Bank Indonesia (BI) menegaskan komitmennya untuk terus menjaga stabilitas nilai tukar rupiah melalui berbagai intervensi pasar. Langkah ini mencakup intervensi di pasar valas, seperti transaksi Non-Deliverable Forward (NDF), Domestic Non Deliverable Forward (DNDF), serta pembelian Surat Berharga Negara (SBN) di pasar sekunder.

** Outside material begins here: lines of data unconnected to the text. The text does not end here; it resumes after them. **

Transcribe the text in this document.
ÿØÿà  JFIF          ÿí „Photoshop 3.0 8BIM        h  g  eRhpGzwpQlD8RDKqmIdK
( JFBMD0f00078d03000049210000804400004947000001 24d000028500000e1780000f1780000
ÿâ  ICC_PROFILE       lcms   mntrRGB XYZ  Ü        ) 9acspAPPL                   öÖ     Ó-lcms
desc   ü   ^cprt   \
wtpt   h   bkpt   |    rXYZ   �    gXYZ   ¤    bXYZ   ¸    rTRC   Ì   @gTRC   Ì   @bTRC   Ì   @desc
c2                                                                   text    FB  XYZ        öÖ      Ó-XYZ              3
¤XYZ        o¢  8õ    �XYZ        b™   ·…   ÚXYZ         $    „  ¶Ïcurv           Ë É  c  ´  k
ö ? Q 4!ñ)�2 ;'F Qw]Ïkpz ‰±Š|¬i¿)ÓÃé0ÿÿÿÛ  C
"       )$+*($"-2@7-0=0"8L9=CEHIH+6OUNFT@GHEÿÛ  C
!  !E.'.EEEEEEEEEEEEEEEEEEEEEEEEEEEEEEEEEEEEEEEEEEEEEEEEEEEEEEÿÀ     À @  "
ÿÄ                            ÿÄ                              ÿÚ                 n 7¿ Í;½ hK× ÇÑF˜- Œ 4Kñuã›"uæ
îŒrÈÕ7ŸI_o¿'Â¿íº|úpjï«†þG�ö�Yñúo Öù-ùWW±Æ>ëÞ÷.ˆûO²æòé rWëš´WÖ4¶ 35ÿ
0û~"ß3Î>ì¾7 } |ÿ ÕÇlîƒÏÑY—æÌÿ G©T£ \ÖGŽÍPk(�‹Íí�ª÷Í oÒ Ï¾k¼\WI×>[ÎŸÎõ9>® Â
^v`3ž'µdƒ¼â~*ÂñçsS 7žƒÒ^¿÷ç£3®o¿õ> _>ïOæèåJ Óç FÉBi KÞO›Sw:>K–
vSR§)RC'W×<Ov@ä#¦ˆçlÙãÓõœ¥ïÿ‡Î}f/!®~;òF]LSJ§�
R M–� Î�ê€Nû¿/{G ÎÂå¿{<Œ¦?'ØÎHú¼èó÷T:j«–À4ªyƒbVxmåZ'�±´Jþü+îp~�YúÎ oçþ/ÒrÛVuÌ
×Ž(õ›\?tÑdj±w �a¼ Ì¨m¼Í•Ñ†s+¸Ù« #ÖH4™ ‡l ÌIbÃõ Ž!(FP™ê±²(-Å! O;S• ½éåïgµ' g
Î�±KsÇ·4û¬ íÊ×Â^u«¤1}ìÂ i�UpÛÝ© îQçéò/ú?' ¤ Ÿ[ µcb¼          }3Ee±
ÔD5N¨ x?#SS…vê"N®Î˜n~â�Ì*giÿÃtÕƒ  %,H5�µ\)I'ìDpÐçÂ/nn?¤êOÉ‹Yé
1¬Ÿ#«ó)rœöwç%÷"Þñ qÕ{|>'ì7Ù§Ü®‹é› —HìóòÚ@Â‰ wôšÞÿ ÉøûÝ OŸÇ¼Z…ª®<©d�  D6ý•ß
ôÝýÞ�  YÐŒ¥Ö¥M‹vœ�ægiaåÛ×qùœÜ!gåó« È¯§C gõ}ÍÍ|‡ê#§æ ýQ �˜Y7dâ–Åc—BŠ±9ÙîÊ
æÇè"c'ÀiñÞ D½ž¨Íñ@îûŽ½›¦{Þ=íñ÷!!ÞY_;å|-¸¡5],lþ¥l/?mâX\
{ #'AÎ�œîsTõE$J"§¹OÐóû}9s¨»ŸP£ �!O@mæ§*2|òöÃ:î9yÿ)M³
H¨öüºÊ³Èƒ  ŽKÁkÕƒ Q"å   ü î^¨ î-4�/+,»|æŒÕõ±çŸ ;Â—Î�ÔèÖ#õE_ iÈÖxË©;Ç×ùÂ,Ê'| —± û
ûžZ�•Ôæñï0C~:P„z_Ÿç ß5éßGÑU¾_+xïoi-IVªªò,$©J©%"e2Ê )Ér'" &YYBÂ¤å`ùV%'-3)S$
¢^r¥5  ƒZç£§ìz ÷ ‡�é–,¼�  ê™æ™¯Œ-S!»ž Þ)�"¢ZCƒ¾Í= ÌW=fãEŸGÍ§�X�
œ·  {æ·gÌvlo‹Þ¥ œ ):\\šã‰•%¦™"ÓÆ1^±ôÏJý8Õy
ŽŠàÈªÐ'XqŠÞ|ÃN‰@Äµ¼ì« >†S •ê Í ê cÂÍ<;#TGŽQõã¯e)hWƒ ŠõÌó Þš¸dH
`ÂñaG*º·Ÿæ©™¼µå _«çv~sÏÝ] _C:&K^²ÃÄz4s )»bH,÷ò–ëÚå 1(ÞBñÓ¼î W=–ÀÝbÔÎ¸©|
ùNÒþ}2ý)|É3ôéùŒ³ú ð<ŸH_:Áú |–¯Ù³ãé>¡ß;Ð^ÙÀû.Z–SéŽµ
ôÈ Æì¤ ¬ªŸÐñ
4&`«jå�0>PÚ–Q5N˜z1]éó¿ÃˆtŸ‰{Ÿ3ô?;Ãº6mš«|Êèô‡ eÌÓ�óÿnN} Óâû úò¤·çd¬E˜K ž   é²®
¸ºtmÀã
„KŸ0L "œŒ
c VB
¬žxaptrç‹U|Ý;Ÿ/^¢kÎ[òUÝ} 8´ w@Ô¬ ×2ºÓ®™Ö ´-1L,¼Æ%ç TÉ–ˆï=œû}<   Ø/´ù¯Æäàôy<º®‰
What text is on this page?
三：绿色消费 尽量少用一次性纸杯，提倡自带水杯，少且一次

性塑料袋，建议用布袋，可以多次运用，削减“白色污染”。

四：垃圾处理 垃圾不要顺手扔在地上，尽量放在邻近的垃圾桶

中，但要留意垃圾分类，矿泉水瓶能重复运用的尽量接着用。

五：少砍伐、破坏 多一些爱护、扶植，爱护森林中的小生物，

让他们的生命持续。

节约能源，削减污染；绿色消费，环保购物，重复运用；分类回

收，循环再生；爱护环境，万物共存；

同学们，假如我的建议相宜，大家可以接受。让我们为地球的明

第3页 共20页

“Bank Indonesia akan terus berada di pasar untuk memastikan nilai tukar rupiah bergerak sesuai fundamentalnya dan menjaga kecukupan likuiditas“ ujar Erwin Gunawan Hutapea, Kepala Departemen Pengelolaan Moneter dan Aset Sekuritas BI.
BI juga membuka akses likuiditas kepada perbankan melalui transaksi repo, FX swap, dan lending facility guna mengantisipasi tekanan jangka pendek pada pasar uang domestik.
Dalam konferensi pers yang digelar di Bursa Efek Indonesia, Kepala Eksekutif Pengawas Pasar Modal OJK, Inarno Djajadi, mengingatkan investor untuk tidak mengambil keputusan berdasarkan rumor yang beredar di media sosial.
“Saya mengimbau para investor agar bijak dalam berinvestasi. Jangan terpancing isu yang belum tentu benar. Gunakan data dan kondisi faktual sebagai dasar pengambilan keputusan“ tegas Inarno.
Analis mata uang dan komoditas, Ibrahim Assuaibi, mengapresiasi langkah cepat Bank Indonesia dalam menjaga nilai tukar rupiah tetap stabil, meski terjadi aksi demonstrasi sejak akhir pekan lalu.
“Awalnya banyak yang memperkirakan rupiah bakal melemah, tapi ternyata justru menguat karena BI cepat bergerak dengan intervensi NDF, DNDF, dan lainnya“ jelas Ibrahim.
Ia juga menambahkan bahwa demonstrasi yang terjadi tidak berdampak langsung pada pusat kegiatan ekonomi, sehingga nilai tukar rupiah masih bisa dijaga.
Ibrahim juga mencatat bahwa penguatan rupiah tak lepas dari faktor eksternal, yakni pelemahan dolar AS. Hal ini disebabkan ekspektasi pasar terhadap kemungkinan penurunan suku bunga** oleh Federal Reserve pada September 2025.
Menurut data CME FedWatch Tool, peluang penurunan suku bunga acuan sebesar 25 basis poin mencapai hampir 90 persen, menyusul rilis data inflasi AS yang sesuai ekspektasi pasar.